276. Deputy Peter Mathews asked the Minister for Finance the amount of additional revenue that would be raised as a result of a tax increase (details supplied); and if he will make a statement on the matter. [38383/12]

Amharc ar fhreagra

Freagraí scríofa

I propose to take Questions Nos. 188, 242 and 276 together.

The Taoiseach, myself and other members of the Government have repeatedly expressed the Government’s commitment to the retention of the 12.5% rate. In that context, I must state that this is a hypothetical exercise. It is possible to provide an estimate on a straight line basis assuming that the proposed levy would apply to the same taxable income of all companies to which the current standard rate of corporation tax rate applies.

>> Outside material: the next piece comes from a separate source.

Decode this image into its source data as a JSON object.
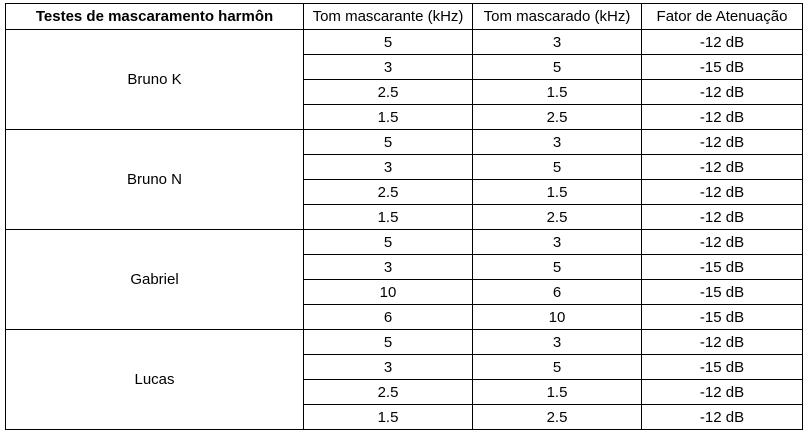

However in reality it is impossible to estimate the level of additional tax revenue that would be realised due to behavioural change on the part of taxpayers as a result of such a measure which would be a significant factor.

I am informed by the Revenue Commissioners that the full year yield to the Exchequer, estimated in terms of expected 2012 profits, of increasing the standard rate of corporation tax from 12.5% to 15% is tentatively estimated on a straight line arithmetic basis to be about €675 million. While this estimate is technically correct it does not take into account any possible behavioural change on the part of taxpayers as a consequence. In terms of an increase in the 12.5% rate, estimating the size of the behavioural effects is difficult but they are likely to be relatively significant. An OECD multi-country study found that a 1% increase in the corporate tax rate reduces inward investment by 3.7% on average. On this basis, it would take only a 2.5% increase in the rate (to 15%) to decrease Ireland’s inward investment by nearly 10%. This assumes the average applies across the board but in fact the effect is likely to be more extreme for Ireland.

The very major importance of maintaining the standard 12.5% rate of corporation tax to Ireland’s international competitive position in the current climate must also be borne in mind. Ireland, like other smaller member states, is geographically and historically a peripheral country in Europe. A low corporate tax rate is a tool to address the economic limitations that come with being a peripheral country, as compared to larger core countries. Ireland’s low corporation tax rate plays an important role in attracting foreign direct investment to Ireland and thereby increasing employment here. Recent research by the OECD also points to the importance of low corporate tax rates to encourage growth. Further, it would be difficult to justify such a move in the context of Ireland’s consistently strong view that we will not change our corporation tax strategy. Even a marginal change would undermine both our long held stance on this issue and the certainty of business, domestic and international, in our resolve to maintain that position.